US Republican presidential candidate Donald Trump continues to throw shade at his Democratic opponent, Hillary Clinton. On Tuesday, he again questioned the integrity of the Clinton Foundation, and what was done during Clinton’s stint as Secretary of State.

"It's impossible to figure out where the Clinton Foundation ends and the State Department begins," Trump said on Tuesday night. "It is now abundantly clear that the Clintons set up a business to profit from public office. They sold access and specific actions by and to them for money."

Naturally, Bill Clinton has come to the defence of his wife's foundation. The following day, Bill went on record to say that donors knew exactly what they were putting their money into. "If there's something wrong with creating jobs and saving lives, I don't know what it is... I have nothing to say about it except that I'm really proud."

The scandal comes from a report by the Associated Press. According to the publication, more than half of the non-governing people who donated money to the Clinton Foundation met with Hillary while she was secretary of state -- which are pretty alarming proportions.

The numbers in the report indicated that at least US$156 million (AU$205 million) was donated to the foundation by these individuals, excluding an additional US$170 million (AU$223 million) from 16 foreign governments.
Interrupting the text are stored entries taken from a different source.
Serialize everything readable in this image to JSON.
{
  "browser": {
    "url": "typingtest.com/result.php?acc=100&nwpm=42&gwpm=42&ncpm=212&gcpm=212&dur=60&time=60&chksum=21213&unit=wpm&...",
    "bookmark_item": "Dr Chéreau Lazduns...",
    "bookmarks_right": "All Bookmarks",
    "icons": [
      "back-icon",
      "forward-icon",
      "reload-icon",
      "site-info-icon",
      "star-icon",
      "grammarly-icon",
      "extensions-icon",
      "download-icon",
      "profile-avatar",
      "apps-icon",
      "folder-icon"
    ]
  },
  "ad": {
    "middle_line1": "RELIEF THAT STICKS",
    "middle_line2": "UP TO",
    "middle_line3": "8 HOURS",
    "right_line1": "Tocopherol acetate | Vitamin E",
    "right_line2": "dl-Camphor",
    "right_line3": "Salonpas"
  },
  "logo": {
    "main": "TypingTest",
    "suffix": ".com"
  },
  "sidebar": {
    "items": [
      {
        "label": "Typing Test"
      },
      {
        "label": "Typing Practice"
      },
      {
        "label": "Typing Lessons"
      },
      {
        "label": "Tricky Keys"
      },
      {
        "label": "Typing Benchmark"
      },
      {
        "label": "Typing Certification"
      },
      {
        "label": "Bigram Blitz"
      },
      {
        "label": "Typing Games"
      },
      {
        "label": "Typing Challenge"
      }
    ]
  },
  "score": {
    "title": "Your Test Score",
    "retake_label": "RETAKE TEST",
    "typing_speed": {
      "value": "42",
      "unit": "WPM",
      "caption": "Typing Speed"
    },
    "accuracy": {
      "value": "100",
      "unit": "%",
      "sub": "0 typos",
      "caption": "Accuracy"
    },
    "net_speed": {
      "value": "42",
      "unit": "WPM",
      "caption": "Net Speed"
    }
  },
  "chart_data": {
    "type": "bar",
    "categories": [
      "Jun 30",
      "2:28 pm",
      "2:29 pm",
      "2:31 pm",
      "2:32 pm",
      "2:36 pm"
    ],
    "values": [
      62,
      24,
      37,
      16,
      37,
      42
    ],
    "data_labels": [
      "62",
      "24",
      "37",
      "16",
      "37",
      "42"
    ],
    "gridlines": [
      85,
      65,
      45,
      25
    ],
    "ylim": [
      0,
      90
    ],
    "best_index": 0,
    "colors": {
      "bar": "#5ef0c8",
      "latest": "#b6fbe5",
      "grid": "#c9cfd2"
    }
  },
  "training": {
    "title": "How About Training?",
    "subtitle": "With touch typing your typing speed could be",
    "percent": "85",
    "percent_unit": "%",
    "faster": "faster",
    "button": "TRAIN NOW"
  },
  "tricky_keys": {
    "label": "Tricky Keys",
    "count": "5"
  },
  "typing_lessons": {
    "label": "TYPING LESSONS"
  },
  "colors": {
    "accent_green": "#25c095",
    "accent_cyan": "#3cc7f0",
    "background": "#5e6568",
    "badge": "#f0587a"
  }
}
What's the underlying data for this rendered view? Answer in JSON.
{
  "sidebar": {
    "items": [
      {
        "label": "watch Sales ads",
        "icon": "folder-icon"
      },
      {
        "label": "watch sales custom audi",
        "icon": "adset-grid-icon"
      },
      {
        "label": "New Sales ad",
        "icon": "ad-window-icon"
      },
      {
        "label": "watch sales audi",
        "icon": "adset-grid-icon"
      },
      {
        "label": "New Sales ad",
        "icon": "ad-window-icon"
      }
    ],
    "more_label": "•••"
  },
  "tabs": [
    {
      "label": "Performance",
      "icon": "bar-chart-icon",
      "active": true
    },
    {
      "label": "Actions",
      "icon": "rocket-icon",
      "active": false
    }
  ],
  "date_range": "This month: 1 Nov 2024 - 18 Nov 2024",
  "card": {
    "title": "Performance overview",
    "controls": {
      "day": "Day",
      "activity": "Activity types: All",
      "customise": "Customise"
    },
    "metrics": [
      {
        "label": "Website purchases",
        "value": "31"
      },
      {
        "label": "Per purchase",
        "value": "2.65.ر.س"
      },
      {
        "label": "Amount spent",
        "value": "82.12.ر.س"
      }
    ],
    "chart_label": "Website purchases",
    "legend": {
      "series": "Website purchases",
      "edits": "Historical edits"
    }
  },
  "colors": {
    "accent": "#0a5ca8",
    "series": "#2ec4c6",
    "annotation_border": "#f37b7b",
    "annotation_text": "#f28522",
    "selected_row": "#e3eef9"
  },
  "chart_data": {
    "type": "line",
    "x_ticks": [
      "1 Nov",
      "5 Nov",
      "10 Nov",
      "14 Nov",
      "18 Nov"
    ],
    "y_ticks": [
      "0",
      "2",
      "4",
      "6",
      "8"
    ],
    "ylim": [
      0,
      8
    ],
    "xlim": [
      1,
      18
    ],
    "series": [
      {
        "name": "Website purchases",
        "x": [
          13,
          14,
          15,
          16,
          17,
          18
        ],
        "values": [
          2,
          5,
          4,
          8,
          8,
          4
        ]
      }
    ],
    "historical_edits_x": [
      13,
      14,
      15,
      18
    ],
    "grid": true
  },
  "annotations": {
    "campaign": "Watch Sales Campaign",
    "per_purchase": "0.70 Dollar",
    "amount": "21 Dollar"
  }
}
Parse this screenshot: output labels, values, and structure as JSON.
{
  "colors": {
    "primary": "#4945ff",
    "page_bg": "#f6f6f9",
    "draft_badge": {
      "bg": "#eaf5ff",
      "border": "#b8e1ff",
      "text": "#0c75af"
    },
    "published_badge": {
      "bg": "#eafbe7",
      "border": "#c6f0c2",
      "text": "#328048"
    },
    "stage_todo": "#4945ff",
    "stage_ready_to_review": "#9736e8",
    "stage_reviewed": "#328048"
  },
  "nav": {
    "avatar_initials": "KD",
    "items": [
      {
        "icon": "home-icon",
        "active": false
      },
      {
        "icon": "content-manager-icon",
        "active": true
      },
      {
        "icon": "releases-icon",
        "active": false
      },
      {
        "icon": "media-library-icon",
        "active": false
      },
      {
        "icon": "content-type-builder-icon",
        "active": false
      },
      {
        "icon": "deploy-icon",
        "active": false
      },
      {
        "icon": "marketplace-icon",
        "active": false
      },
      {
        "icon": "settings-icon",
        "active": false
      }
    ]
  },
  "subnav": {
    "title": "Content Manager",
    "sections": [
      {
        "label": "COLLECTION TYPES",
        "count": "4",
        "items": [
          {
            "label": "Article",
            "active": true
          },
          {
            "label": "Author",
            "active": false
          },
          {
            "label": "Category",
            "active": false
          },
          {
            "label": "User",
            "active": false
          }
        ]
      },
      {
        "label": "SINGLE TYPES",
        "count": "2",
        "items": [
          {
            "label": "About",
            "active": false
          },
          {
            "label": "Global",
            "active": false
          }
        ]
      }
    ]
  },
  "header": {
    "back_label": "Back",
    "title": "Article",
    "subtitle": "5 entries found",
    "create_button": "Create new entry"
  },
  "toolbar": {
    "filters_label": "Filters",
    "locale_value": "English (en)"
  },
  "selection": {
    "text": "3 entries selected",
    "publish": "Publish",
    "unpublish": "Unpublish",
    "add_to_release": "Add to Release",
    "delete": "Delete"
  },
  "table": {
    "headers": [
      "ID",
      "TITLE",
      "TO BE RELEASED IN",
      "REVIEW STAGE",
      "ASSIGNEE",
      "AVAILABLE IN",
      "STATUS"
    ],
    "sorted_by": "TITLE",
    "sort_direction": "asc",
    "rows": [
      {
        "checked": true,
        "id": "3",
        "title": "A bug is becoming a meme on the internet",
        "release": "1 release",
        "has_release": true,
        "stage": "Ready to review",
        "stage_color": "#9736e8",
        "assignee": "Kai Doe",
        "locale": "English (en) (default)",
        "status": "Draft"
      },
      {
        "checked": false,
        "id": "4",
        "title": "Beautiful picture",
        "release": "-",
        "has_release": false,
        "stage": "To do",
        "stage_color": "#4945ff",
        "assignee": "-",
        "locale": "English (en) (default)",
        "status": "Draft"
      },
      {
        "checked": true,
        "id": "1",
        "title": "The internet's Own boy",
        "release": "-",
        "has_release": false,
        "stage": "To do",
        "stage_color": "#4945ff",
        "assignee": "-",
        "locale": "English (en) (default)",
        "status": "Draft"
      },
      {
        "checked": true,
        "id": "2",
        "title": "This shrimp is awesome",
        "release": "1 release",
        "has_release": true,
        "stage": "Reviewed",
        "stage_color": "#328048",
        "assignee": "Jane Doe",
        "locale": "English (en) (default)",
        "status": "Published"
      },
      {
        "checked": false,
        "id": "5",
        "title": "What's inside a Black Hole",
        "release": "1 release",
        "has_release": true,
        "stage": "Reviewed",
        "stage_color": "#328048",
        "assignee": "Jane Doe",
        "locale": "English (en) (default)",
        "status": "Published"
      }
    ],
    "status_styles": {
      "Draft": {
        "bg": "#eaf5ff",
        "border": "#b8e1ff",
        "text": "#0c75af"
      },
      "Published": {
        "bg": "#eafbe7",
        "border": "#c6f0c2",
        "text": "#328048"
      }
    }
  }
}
As NPR adds, however, there is no direct money trail between the Clinton Foundation and the pockets of either Bill or Hillary. That is if their tax documents are anything to go by. Further still, it can be argued that the Clinton Foundation has done a lot to help citizens across the world.

Despite the confusion regarding its structure and rollercoaster growth, the Clinton Foundation is responsible for helping lower the cost of HIV/AIDS medication, bringing to light the issue of climate change, bettering the educational system in Haiti, and an annual conference where heads of state and world leaders make philanthropic promises.

The damage has likely been done, however, and questions have been raised. Right now, Clinton can now only ride on her claim that the report is "all smoke, no fire.”